The trees were ripe with a foreboding disposition, casting me in a cold, sweet sweat. The lazy moon hung low above the Fox River, too full to rise any higher. My pensive self-reflection was broken only by the goliath thunderclap rumbling for what began to feel like minutes. Through its reverberation, a low voice began to speak: “Go to the Dante Reprise with Judith Baker Waller, Massimiliano Verità and Friends at The 602 Club!” I knew I had a journey to complete.
On Saturday, May 17, I placed some bread and cheese in a handkerchief, tied it to my favorite stick and made my way down Lawe Street to The 602 Club. It wasn’t my first time in this neck of the woods, for The 602 Club houses a multitude of events, it being a “church” for the arts after all. I entered through the side door, and was met with a serenade so sweet I started to worry about insulin resistance. The mystical sound emanated from the back wall of the room, courtesy of Loren Kiyoshi Dempster on cello and upright bass, Tad Neuhaus on guitar and Joanna Dane on vocals and silver flute. The trio’s concoction became the musical backdrop for the rest of the afternoon.
Joanna Dane, who is also a co-founder of The 602 Club, welcomed us and introduced the event. She invited everyone to participate in a communal writing activity, where whoever so desired could write their definition of hope as lyric to a collaborative song. My question to you: Where do you find trust in salvation, while enduring the depths of your despair?
Poet and UW-Oshkosh Professor of English Bill Gillard was brought up to speak. He commented that his habitual musings on the afterlife were in continuity with the theme of the evening. In his hands he held his poetry collection entitled “The Vade Mecum of the True Sublime,” and as he began to read, the band began accompanying him with a slow drone. The poem spawned vivid visions in my mind’s eye as I unwillingly closed my eyes to experience the dream — in a cabbage field with Jesus, draped over barbed wire fences somewhere between a memory and a prophecy. The combination of his deep voice, profound imagery and unsettling music, brought the room somewhere else, somewhere I don’t recall.
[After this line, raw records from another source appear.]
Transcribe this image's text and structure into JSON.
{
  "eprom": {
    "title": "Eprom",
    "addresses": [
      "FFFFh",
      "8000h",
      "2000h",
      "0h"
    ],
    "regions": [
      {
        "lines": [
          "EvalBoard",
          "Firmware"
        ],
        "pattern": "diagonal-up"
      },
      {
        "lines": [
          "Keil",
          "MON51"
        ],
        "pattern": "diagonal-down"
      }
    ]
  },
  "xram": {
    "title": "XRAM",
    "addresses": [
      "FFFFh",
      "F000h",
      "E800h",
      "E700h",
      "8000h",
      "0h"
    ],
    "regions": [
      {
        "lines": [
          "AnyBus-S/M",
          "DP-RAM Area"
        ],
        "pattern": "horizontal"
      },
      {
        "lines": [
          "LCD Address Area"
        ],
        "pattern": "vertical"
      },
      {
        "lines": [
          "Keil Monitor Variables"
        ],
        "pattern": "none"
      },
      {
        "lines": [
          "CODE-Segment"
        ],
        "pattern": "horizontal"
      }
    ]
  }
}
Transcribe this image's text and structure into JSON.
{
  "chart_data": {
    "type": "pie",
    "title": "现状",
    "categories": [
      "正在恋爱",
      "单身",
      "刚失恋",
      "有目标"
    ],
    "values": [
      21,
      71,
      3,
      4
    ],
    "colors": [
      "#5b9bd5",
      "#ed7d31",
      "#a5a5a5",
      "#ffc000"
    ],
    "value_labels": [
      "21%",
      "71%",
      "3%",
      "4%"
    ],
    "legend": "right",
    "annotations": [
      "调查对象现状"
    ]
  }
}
It was eternal, maledict, cold and heavy.
When his set concluded, Lawrence Professor of Arabic Massimiliano Verità distributed translated excerpts of “The Divine Comedy.” This was not my first lesson on Dante, but it was certainly the most delicious teaching I’ve consumed. Verità described Dante as a father figure in Italy, for the comedy is an essential pillar in the foundation of modern Italian.
Our journey from the inferno to the paradiso commenced, again accompanied by the sublime sound of the band. Spoken in Italian, the original rhythm and rhyme of the epic remained intact. The dream returned to the room, and though I wanted to read along, again I couldn’t help but close my eyes. “The Divine Comedy” is a journey through hell and purgatory, unto the final destination: paradise. The reading felt like a sermon, and despite my lack of proficiency in Italian, I understood it.
The haze lifted and the reading came to a close. After our experience of the comedy orally, we were encouraged to venture into the attic of the club and feast our eyes on a visual depiction. The 602 Club is a big old house, where the stairs creak with memories. The studio was full of Judith Baker Waller’s current work, based on “The Divine Comedy.” She spoke about allowing her painting to become muddy and almost grotesque, hoping to achieve beauty in the horrifying. This process is reminiscent of the comedy itself — a journey to the divine through the infernal.
I descended out of the attic and back to the living room. We had one more circle to pass through, the salvation of the afternoon. The band played one last time, and Joanna Dane read off slips of paper, each an attendee’s morsel of hope. The song closed the event, and ended with Dante’s message: “Hope is the certain expectation / of future glory; it is the result / of God’s grace and of merit that we have earned.”